Cependant, en ce qui concerne notre pratique de ce livre de Paul Guth qui s’intitule La Chance, cet idéal n’a pas été atteint. Parce que c’est un bel objet, nous n’avons pas osé le mettre en désordre, mélanger les cartes. Nous avons bien pris soin en le lisant de reposer chaque page l’une sur l’autre dans l’ordre. Le paroxysme du désordre est atteint au moment où ces lignes sont écrites qui voit les cartes se chevaucher vaguement les unes les autres, aux côtés du coffret à moitié déplié reposant sur la tranche. Numéroter les pages s’avère en réalité le seul moyen pour que La Chance reste un livre, la seule garantie de conserver l’intégralité du texte — ce qui est différent de son intégrité.

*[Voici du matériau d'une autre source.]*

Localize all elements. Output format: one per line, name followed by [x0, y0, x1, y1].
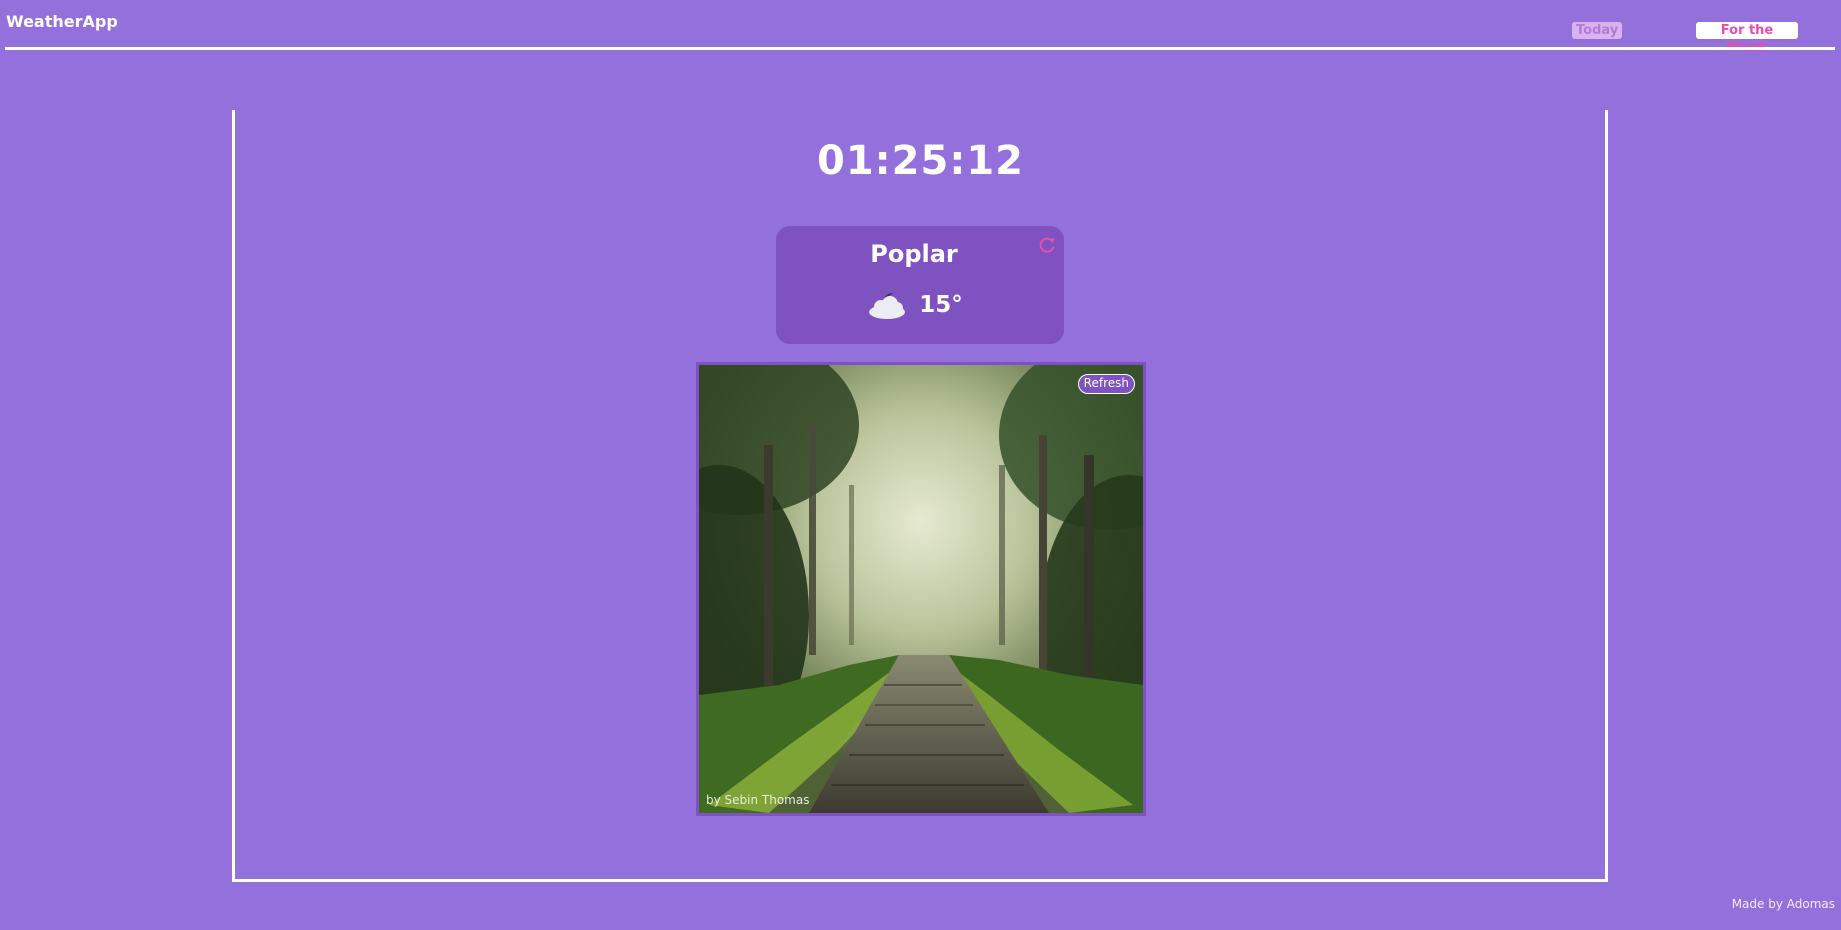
- weather-row: 15°: [776, 288, 1052, 322]
- photo-frame: Refresh by Sebin Thomas: [696, 362, 1146, 816]
- tab-for-the-week[interactable]: For the Week: [1696, 22, 1798, 55]
- header: WeatherApp Today For the Week: [0, 0, 1841, 55]
- footer-credit: Made by Adomas: [1731, 897, 1835, 911]
- clock: 01:25:12: [817, 138, 1024, 184]
- header-divider: [5, 47, 1835, 50]
- page: WeatherApp Today For the Week 01:25:12 P…: [0, 0, 1841, 930]
- refresh-icon[interactable]: [1036, 234, 1058, 256]
- brand-logo[interactable]: WeatherApp: [6, 12, 118, 31]
- city-name: Poplar: [870, 240, 958, 268]
- tab-today[interactable]: Today: [1572, 22, 1622, 39]
- cloud-moon-icon: [869, 293, 906, 319]
- temperature: 15°: [919, 292, 963, 318]
- refresh-photo-button[interactable]: Refresh: [1077, 374, 1135, 394]
- photo-credit: by Sebin Thomas: [706, 793, 810, 807]
- forest-photo: [699, 365, 1143, 813]
- weather-card: Poplar 15°: [776, 226, 1064, 344]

En effet, à trop mélanger les cartes, on court le risque de les égarer. Qui ne s’est jamais plaint de s’être retrouvé un jour avec un jeu de cartes incomplet ? Il est par contre encore rare de posséder un livre aux pages manquantes[2].


FORTUNE
Le choix d’un tel sujet ne peut échapper à la filiation avec le poème de Mallarmé Un coup de dé jamais n’abolira le Hasard (1897). On ne voit pas, sinon, une école, un genre ou un mouvement de pensée dont le livre de Guth pourrait se réclamer. Par cette géniale idée d’associer le texte et la forme qui renvoient avec autant d’évidence à leur sujet, Guth a réussi un tour de force. Mais ici, nulle virtuosité tapageuse, nulle expérimentation tape à l’oeil. Guth parle de choses simples, profondes, drôles, ou touchantes, avec un égal bonheur. La meilleure manière de mettre en jeu la cérémonie de la lecture c’est d’en déléguer le commandement au hasard. Et c’est ce qui est à l’œuvre ici.

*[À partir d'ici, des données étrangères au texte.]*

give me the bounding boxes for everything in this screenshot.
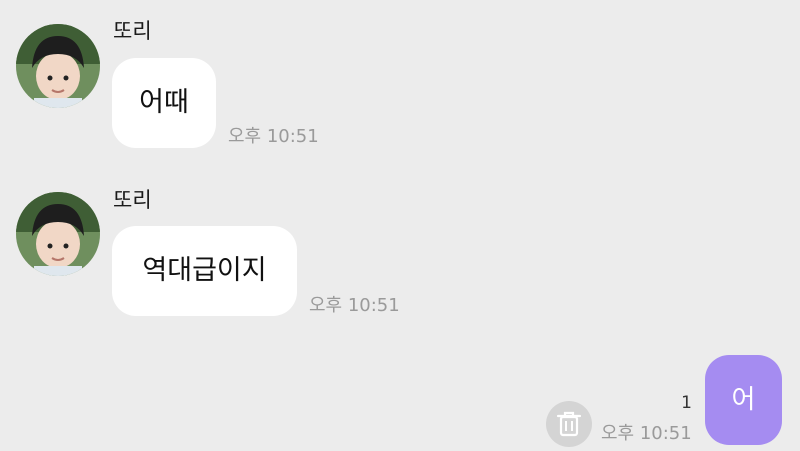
message-time: 오후 10:51 xyxy=(228,126,319,147)
sender-name: 또리 xyxy=(113,188,152,212)
sender-name: 또리 xyxy=(113,19,152,43)
my-message-bubble[interactable]: 어 xyxy=(705,355,782,445)
sender-avatar[interactable] xyxy=(16,24,100,108)
message-bubble[interactable]: 어때 xyxy=(112,58,216,148)
trash-icon xyxy=(556,411,582,437)
message-time: 오후 10:51 xyxy=(309,295,400,316)
message-bubble[interactable]: 역대급이지 xyxy=(112,226,297,316)
sender-avatar[interactable] xyxy=(16,192,100,276)
unread-count: 1 xyxy=(681,393,692,413)
delete-button[interactable] xyxy=(546,401,592,447)
message-time: 오후 10:51 xyxy=(601,423,692,444)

Livre hors-catégorie, La Chance est sans doute moins un livre à voir qu’un livre à toucher. Il trouve son accomplissement dans une expérience de lecture qui devient autant visuelle que tactile. Le texte de Paul Guth peut être lu page après page mais dans ce cas, autant le lire en volume relié et dans toute sa normalité. Tel qu’il se présente dans son coffret il appelle dès le premier mouvement à une manipulation, mieux, à un dialogue. “Soyez curieux, ne soyez pas intimidé,” semble nous dire Guth. C’est au fond la volonté qu’exprime ce... livre ?







[1] A cela, une exception: le texte de la carte 114 qui se poursuit et s’achève carte 115. Il concerne la méthode Albaran pour gagner à la loterie, et est illustré d’un tableau.
[2] Sauf bien sûr s’il est d’occasion, emprunté en bibliothèque, tombé entre les mains d’enfants en bas âge, s’il est ouvert aux quatre vents la reliure décollée, ou si son lecteur subit une pénurie de bois de chauffage.